Pemerintah Diminta Perjelas Kategori Barang Mewah Sebelum Berlakukan PPN 12 Persen
Senin, 09 Desember 2024 -
MerahPutih.com - Rencana pemerintah memberlakukan Pajak Pertambahan Nilai (PPN) sebesar 12 persen pada barang-barang mewah memicu polemik.
Ekonom Achmad Nur Hidayat menilai, ada beberapa strategi yang bisa dilakukan pemerintah untuk mengatasi polemik PPN 12 persen ini.
Menurut Achmad, Pemerintah harus menetapkan batasan yang jelas mengenai barang apa saja yang termasuk dalam kategori mewah.
“Hal ini penting untuk menghindari kesalahan pengenaan pajak pada barang yang sebenarnya merupakan kebutuhan bagi masyarakat menengah,” jelas Achmad dalam keteranganya di Jakarta, Senin (9/12).
Baca juga:
Dampak PPN 12 Persen Barang Mewah, Kalangan Menengah dan Bawah Ikut Jadi Korban
Menurut Achmad, ketimbang menggunakan tarif flat sebesar 12 persen untuk semua barang mewah, pemerintah dapat memberlakukan tarif pajak progresif berdasarkan nilai barang. Semakin tinggi nilai barang, semakin besar tarif pajaknya.
“Pendekatan ini akan lebih adil dan tidak terlalu membebani kelompok masyarakat menengah,” ungkap Achmad.
Lalu, untuk mengurangi dampak negatif dari kebijakan ini, pemerintah dapat memberikan insentif bagi produsen lokal yang memproduksi barang serupa dengan barang mewah impor.
“Hal ini tidak hanya akan mendukung industri lokal tetapi juga menyediakan alternatif yang lebih terjangkau bagi konsumen,” sebut ekonom dari UPN Veteran Jakarta ini.
Achmad juga meminta, pemerintah perlu memastikan bahwa kebijakan ini tidak dimanfaatkan oleh pihak-pihak tertentu untuk menaikkan harga barang secara tidak wajar.

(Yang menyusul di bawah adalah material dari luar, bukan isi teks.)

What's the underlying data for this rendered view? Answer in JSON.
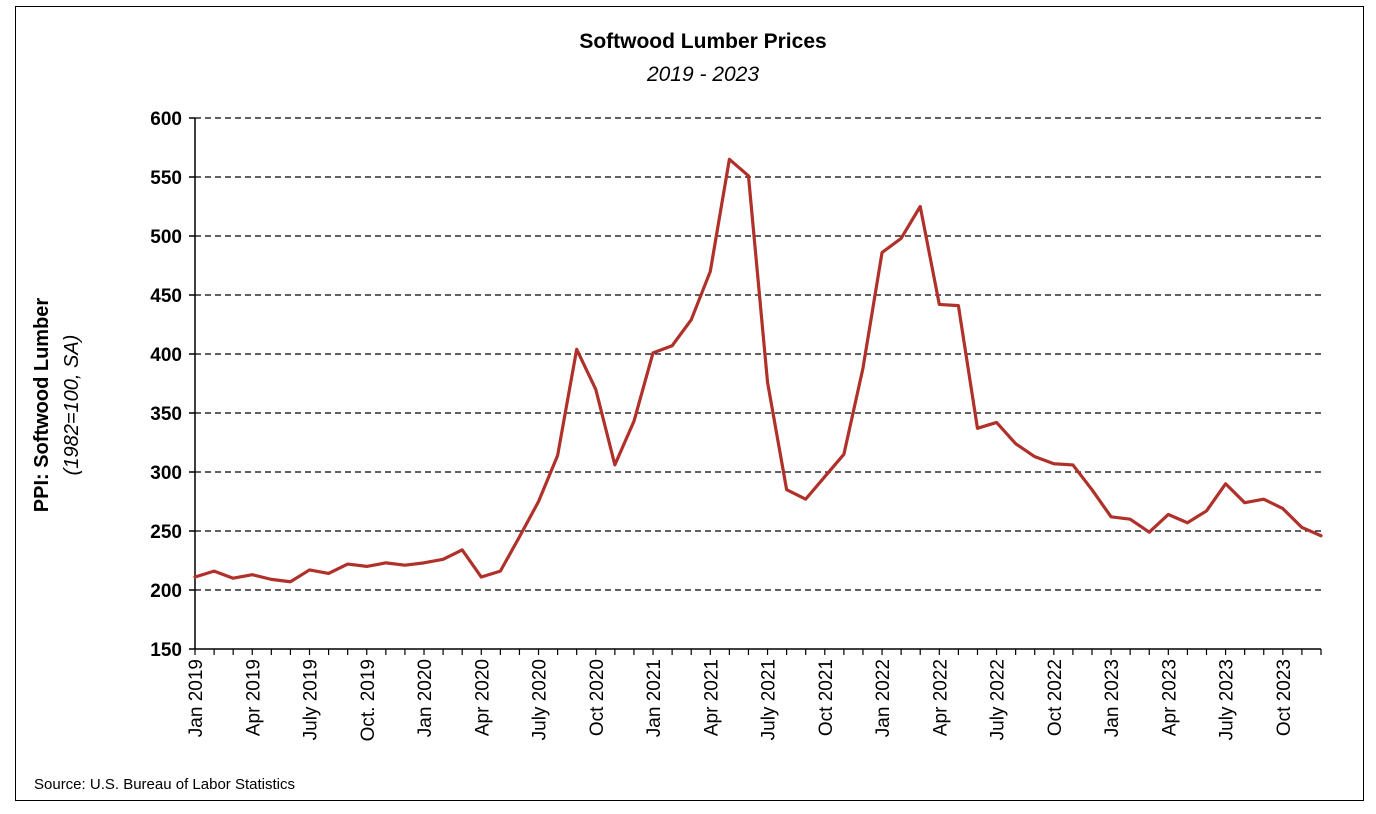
{
  "chart_data": {
    "type": "line",
    "title": "Softwood Lumber Prices",
    "subtitle": "2019 - 2023",
    "ylabel": "PPI: Softwood Lumber",
    "ylabel_sub": "(1982=100, SA)",
    "source": "Source: U.S. Bureau of Labor Statistics",
    "ylim": [
      150,
      600
    ],
    "yticks": [
      150,
      200,
      250,
      300,
      350,
      400,
      450,
      500,
      550,
      600
    ],
    "grid": "dashed horizontal",
    "line_color": "#b0302a",
    "x_tick_labels": [
      {
        "index": 0,
        "label": "Jan 2019"
      },
      {
        "index": 3,
        "label": "Apr 2019"
      },
      {
        "index": 6,
        "label": "July 2019"
      },
      {
        "index": 9,
        "label": "Oct. 2019"
      },
      {
        "index": 12,
        "label": "Jan 2020"
      },
      {
        "index": 15,
        "label": "Apr 2020"
      },
      {
        "index": 18,
        "label": "July 2020"
      },
      {
        "index": 21,
        "label": "Oct 2020"
      },
      {
        "index": 24,
        "label": "Jan 2021"
      },
      {
        "index": 27,
        "label": "Apr 2021"
      },
      {
        "index": 30,
        "label": "July 2021"
      },
      {
        "index": 33,
        "label": "Oct 2021"
      },
      {
        "index": 36,
        "label": "Jan 2022"
      },
      {
        "index": 39,
        "label": "Apr 2022"
      },
      {
        "index": 42,
        "label": "July 2022"
      },
      {
        "index": 45,
        "label": "Oct 2022"
      },
      {
        "index": 48,
        "label": "Jan 2023"
      },
      {
        "index": 51,
        "label": "Apr 2023"
      },
      {
        "index": 54,
        "label": "July 2023"
      },
      {
        "index": 57,
        "label": "Oct 2023"
      }
    ],
    "x": [
      "2019-01",
      "2019-02",
      "2019-03",
      "2019-04",
      "2019-05",
      "2019-06",
      "2019-07",
      "2019-08",
      "2019-09",
      "2019-10",
      "2019-11",
      "2019-12",
      "2020-01",
      "2020-02",
      "2020-03",
      "2020-04",
      "2020-05",
      "2020-06",
      "2020-07",
      "2020-08",
      "2020-09",
      "2020-10",
      "2020-11",
      "2020-12",
      "2021-01",
      "2021-02",
      "2021-03",
      "2021-04",
      "2021-05",
      "2021-06",
      "2021-07",
      "2021-08",
      "2021-09",
      "2021-10",
      "2021-11",
      "2021-12",
      "2022-01",
      "2022-02",
      "2022-03",
      "2022-04",
      "2022-05",
      "2022-06",
      "2022-07",
      "2022-08",
      "2022-09",
      "2022-10",
      "2022-11",
      "2022-12",
      "2023-01",
      "2023-02",
      "2023-03",
      "2023-04",
      "2023-05",
      "2023-06",
      "2023-07",
      "2023-08",
      "2023-09",
      "2023-10",
      "2023-11",
      "2023-12"
    ],
    "series": [
      {
        "values": [
          211,
          216,
          210,
          213,
          209,
          207,
          217,
          214,
          222,
          220,
          223,
          221,
          223,
          226,
          234,
          211,
          216,
          245,
          275,
          314,
          404,
          370,
          306,
          343,
          401,
          407,
          429,
          470,
          565,
          551,
          376,
          285,
          277,
          296,
          315,
          388,
          486,
          498,
          525,
          442,
          441,
          337,
          342,
          324,
          313,
          307,
          306,
          285,
          262,
          260,
          249,
          264,
          257,
          267,
          290,
          274,
          277,
          269,
          253,
          246
        ]
      }
    ]
  }
}
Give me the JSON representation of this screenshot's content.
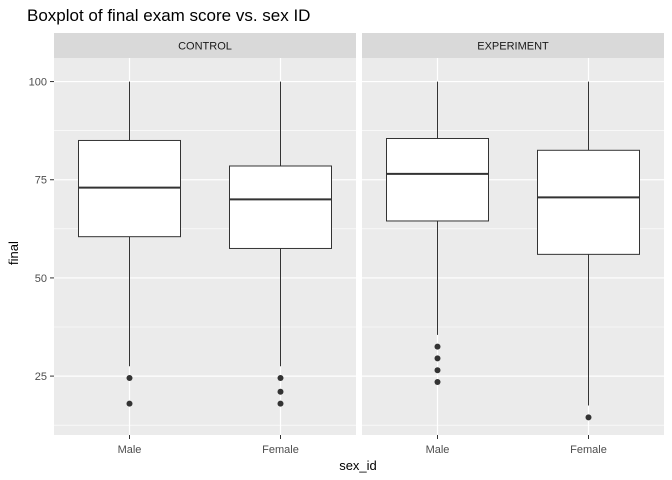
{
  "chart_data": {
    "type": "boxplot",
    "title": "Boxplot of final exam score vs. sex ID",
    "xlabel": "sex_id",
    "ylabel": "final",
    "categories": [
      "Male",
      "Female"
    ],
    "facets": [
      "CONTROL",
      "EXPERIMENT"
    ],
    "ylim": [
      10,
      106
    ],
    "yticks": [
      25,
      50,
      75,
      100
    ],
    "grid": true,
    "colors": {
      "panel_background": "#ebebeb",
      "strip_background": "#d9d9d9",
      "grid": "#ffffff",
      "box_fill": "#ffffff",
      "box_stroke": "#333333",
      "outlier": "#333333"
    },
    "panels": [
      {
        "facet": "CONTROL",
        "boxes": [
          {
            "category": "Male",
            "lower_whisker": 27.5,
            "q1": 60.5,
            "median": 73,
            "q3": 85,
            "upper_whisker": 100,
            "outliers": [
              24.5,
              18
            ]
          },
          {
            "category": "Female",
            "lower_whisker": 27.5,
            "q1": 57.5,
            "median": 70,
            "q3": 78.5,
            "upper_whisker": 100,
            "outliers": [
              24.5,
              21,
              18
            ]
          }
        ]
      },
      {
        "facet": "EXPERIMENT",
        "boxes": [
          {
            "category": "Male",
            "lower_whisker": 35.5,
            "q1": 64.5,
            "median": 76.5,
            "q3": 85.5,
            "upper_whisker": 100,
            "outliers": [
              32.5,
              29.5,
              26.5,
              23.5
            ]
          },
          {
            "category": "Female",
            "lower_whisker": 17.5,
            "q1": 56,
            "median": 70.5,
            "q3": 82.5,
            "upper_whisker": 100,
            "outliers": [
              14.5
            ]
          }
        ]
      }
    ]
  }
}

“Pengawasan yang ketat harus dilakukan untuk menjaga keadilan dalam penerapan pajak,” imbuh Achmad.
Baca juga:
Peningkatan tarif PPN menjadi 12 persen pada barang mewah mungkin dimaksudkan untuk meningkatkan pendapatan negara dan mengurangi kesenjangan ekonomi.
Efek domino dari kenaikan harga barang mewah akan merembet ke berbagai sektor, melemahkan daya beli, dan memperbesar kesenjangan ekonomi.
“Oleh karena itu, pemerintah harus berhati-hati dalam merancang dan menerapkan kebijakan fiskal seperti ini,” tutup Achmad.